Sacked academic 'to sing like canary' at job tribunal

Legal battle: Professor Kirkpatrick
Legal battle: Professor Kirkpatrick

By David Young

A sacked Presbyterian academic claims the evidence that will emerge when his case reaches tribunal will shock Church members.

Professor Laurence Kirkpatrick is taking a case against the Presbyterian Church in Ireland.

The latest hearing is scheduled for early next week.

Professor Kirkpatrick - who worked at the Presbyterian Church's Union Theological College - was sacked for gross misconduct earlier this year.

It followed a 2018 interview on BBC Radio Ulster's Talkback show in which he publicly disagreed with the Presbyterian Church's outright opposition to same-sex relationships.

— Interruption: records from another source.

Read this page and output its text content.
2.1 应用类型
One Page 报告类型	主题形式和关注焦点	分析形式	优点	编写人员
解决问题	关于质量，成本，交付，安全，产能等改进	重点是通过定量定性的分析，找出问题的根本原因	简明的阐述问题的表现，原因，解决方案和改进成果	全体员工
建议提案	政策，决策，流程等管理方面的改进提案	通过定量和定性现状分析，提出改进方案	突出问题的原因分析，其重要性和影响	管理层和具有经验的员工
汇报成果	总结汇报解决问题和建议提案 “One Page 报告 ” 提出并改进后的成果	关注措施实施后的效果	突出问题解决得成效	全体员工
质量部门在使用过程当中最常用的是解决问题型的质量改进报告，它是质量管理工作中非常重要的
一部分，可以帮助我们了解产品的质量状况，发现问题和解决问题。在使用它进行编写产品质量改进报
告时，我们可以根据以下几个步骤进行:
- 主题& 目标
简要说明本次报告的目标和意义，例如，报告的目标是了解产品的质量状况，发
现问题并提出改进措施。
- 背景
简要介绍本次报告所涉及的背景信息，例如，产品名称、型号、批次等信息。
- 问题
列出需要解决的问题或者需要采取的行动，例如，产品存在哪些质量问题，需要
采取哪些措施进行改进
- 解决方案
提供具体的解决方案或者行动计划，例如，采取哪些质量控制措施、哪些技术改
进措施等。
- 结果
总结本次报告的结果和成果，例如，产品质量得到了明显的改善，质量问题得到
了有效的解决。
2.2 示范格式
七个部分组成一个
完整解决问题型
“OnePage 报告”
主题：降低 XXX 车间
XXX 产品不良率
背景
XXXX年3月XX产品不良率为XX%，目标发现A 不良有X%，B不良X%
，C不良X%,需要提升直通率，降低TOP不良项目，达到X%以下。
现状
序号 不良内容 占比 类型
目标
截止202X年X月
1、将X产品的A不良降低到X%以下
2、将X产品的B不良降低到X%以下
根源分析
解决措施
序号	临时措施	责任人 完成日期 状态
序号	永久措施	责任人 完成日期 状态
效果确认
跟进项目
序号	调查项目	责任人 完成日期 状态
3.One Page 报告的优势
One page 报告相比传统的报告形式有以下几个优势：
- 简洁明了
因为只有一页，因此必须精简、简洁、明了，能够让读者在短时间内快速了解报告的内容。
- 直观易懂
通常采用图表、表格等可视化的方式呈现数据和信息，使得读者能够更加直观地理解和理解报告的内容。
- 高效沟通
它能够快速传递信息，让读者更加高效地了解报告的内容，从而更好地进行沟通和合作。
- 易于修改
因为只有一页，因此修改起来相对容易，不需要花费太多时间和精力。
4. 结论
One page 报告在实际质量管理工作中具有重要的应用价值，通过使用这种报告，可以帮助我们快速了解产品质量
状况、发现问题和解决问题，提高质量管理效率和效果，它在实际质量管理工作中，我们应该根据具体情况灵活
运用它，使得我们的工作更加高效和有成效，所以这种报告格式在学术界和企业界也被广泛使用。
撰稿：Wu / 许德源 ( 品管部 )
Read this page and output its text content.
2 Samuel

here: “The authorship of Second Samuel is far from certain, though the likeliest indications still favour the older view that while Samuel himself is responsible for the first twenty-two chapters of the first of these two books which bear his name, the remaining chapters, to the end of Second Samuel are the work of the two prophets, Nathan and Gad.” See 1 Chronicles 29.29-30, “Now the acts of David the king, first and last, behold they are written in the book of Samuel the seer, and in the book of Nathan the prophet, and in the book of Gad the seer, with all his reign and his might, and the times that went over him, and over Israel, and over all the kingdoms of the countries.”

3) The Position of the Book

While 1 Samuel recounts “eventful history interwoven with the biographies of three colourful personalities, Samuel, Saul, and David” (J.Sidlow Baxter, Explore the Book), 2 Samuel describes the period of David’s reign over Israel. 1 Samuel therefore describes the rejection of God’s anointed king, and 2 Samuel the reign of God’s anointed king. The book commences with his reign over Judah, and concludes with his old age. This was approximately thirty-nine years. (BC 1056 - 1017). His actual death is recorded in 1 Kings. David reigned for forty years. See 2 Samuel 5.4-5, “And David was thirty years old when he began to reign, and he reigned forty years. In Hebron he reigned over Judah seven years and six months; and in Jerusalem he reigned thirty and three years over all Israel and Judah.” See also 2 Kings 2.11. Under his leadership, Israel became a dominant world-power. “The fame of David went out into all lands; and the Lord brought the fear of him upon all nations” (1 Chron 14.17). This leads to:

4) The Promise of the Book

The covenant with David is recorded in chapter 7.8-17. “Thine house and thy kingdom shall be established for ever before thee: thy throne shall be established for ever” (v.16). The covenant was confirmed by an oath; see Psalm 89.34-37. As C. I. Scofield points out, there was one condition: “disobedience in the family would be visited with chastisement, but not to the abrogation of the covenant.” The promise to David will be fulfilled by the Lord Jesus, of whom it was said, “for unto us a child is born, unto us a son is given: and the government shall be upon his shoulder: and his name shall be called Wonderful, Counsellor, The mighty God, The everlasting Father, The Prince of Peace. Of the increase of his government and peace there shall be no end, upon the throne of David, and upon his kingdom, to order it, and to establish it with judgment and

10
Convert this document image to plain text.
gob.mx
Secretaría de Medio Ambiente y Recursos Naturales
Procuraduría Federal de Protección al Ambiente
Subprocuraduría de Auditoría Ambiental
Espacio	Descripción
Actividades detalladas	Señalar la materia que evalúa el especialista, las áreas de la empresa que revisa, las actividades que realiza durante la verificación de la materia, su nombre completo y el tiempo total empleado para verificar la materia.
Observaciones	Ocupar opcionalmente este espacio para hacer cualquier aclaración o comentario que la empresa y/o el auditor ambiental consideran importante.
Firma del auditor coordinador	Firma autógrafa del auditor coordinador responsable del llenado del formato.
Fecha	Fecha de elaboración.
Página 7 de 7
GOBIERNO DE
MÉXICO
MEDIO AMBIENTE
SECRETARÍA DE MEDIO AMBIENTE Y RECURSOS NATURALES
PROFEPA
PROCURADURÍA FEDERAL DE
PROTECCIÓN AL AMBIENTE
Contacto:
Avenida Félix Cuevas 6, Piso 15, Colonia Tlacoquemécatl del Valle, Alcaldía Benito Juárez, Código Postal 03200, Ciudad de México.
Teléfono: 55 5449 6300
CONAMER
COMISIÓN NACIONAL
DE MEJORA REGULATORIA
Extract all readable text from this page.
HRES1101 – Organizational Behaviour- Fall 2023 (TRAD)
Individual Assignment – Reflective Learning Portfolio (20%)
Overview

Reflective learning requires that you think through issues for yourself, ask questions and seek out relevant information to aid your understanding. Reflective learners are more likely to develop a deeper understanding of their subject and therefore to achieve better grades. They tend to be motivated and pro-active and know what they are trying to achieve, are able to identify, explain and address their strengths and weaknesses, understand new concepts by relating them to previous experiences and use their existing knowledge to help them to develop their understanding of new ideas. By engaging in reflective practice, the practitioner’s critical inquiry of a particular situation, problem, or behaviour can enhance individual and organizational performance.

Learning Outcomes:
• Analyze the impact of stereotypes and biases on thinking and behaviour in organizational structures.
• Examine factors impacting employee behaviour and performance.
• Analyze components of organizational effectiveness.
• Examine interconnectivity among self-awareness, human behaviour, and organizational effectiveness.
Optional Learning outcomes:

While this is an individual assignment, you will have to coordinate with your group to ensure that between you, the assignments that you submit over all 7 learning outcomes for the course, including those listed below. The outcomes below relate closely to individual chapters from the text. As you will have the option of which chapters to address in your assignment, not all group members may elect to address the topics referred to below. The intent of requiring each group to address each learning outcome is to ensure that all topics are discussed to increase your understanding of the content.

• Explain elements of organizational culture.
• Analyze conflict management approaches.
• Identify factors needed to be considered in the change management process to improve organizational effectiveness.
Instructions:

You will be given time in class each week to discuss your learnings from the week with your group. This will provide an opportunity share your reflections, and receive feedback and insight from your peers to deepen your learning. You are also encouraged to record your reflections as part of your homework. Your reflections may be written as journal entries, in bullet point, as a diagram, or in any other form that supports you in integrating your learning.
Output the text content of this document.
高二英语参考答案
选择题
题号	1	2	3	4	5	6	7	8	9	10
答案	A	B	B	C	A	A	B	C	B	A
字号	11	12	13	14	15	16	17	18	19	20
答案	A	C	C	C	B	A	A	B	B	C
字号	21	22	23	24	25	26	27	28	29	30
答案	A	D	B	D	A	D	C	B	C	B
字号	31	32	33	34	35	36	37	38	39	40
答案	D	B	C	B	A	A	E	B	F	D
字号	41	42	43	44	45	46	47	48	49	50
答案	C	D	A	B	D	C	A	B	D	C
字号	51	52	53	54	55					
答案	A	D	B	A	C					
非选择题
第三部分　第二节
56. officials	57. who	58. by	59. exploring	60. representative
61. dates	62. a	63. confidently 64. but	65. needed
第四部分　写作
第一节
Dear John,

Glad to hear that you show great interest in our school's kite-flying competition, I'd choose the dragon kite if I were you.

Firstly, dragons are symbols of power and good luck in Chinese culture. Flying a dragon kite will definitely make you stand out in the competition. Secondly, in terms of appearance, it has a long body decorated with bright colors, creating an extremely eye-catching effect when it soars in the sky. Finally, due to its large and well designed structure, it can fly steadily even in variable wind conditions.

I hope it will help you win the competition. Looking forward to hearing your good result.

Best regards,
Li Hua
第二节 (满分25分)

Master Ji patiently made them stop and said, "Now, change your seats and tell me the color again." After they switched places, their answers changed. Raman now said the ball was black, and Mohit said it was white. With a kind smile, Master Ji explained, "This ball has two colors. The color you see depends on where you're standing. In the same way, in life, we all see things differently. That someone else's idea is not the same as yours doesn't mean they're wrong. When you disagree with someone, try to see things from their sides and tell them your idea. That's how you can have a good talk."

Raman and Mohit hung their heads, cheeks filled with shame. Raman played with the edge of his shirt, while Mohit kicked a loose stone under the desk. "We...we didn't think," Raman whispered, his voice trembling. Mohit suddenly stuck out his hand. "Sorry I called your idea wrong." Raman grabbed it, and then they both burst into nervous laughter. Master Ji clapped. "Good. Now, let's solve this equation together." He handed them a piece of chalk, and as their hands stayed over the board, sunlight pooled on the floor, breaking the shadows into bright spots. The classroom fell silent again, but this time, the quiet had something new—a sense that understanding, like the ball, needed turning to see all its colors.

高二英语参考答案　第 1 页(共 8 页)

He is taking a legal case against the Presbyterian Church over his sacking, claiming unfair dismissal, discrimination and harassment by his employers.

Professor Kirkpatrick said his battle for justice had taken a heavy personal toll on him - but he is ready for the fight.

Speaking in advance of the latest hearing on Monday, he said: "It has dragged on. I must be honest, it's very stressful.

"My sleep pattern has gone to pieces, but having said that, every time I go back and look at it, I get myself convinced again that I have a case.

"I think they were determined to get rid of me."

The academic is convinced his remarks on Talkback were not the real reason he was dismissed.

He claims he was sacked because of his divorce.

"That's the real reason," he claimed. "That's unacceptable to some of these people.

"The real agenda is that they do not accept a no-fault walkaway from a marriage divorce, because the Bible doesn't have a verse that says that."

Professor Kirkpatrick is representing himself at the tribunal.

He added: "It's David and Goliath.

"I'm on my own, and the Presbyterian Church have a barrister and solicitor.

"The bottom line is, I can't afford that kind of representation. The legal fees could run to more than £20,000."

Professor Kirkpatrick also revealed that close friends had warned him that his fightback was likely to get messy.

"Details of my private life will come out in headlines," he added.

"But at the end of the day I have crossed my Rubicon and decided 'you know what, this is bigger than that' - and I'm not going to back down.

"My story will be heard."

To back up his claims, he intends to produce a copy of the minutes of what he has called his "inquisition" at the hands of the UTC authorities.

"They were determined to get rid of me because I was divorced," he added.

"That's the real story here. I've nothing to hide."

Earlier this year Queen's University cut its ties with Union Theological College, where Professor Kirkpatrick had worked for more than two decades

At the time the Presbyterian Church in Ireland said it "deeply regretted" the university's decision.

"It's a very sad story. I was there for 23 years," Professor Kirkpatrick added.

"The new regime only started in 2013, and caused mayhem. I'm going to sing like a canary.

"I was the senior man, and the one working hardest to keep the link with QUB - and it's been devastating to see what has been done."

He suspects many Presbyterians could be shocked by what will come out over the course of his full Employment Tribunal.

"I think a lot of ordinary Presbyterians have no idea, they're happy with their Church."

He added: "It's not the Church I grew up in."

Monday's hearing is the final preliminary hearing before the case is listed for a full hearing.

It is understood the full hearing could take a week or more.

A spokesperson for the Presbyterian Church in Ireland said: "While this is an ongoing process, it would not be appropriate for us to comment on this pre-hearing review."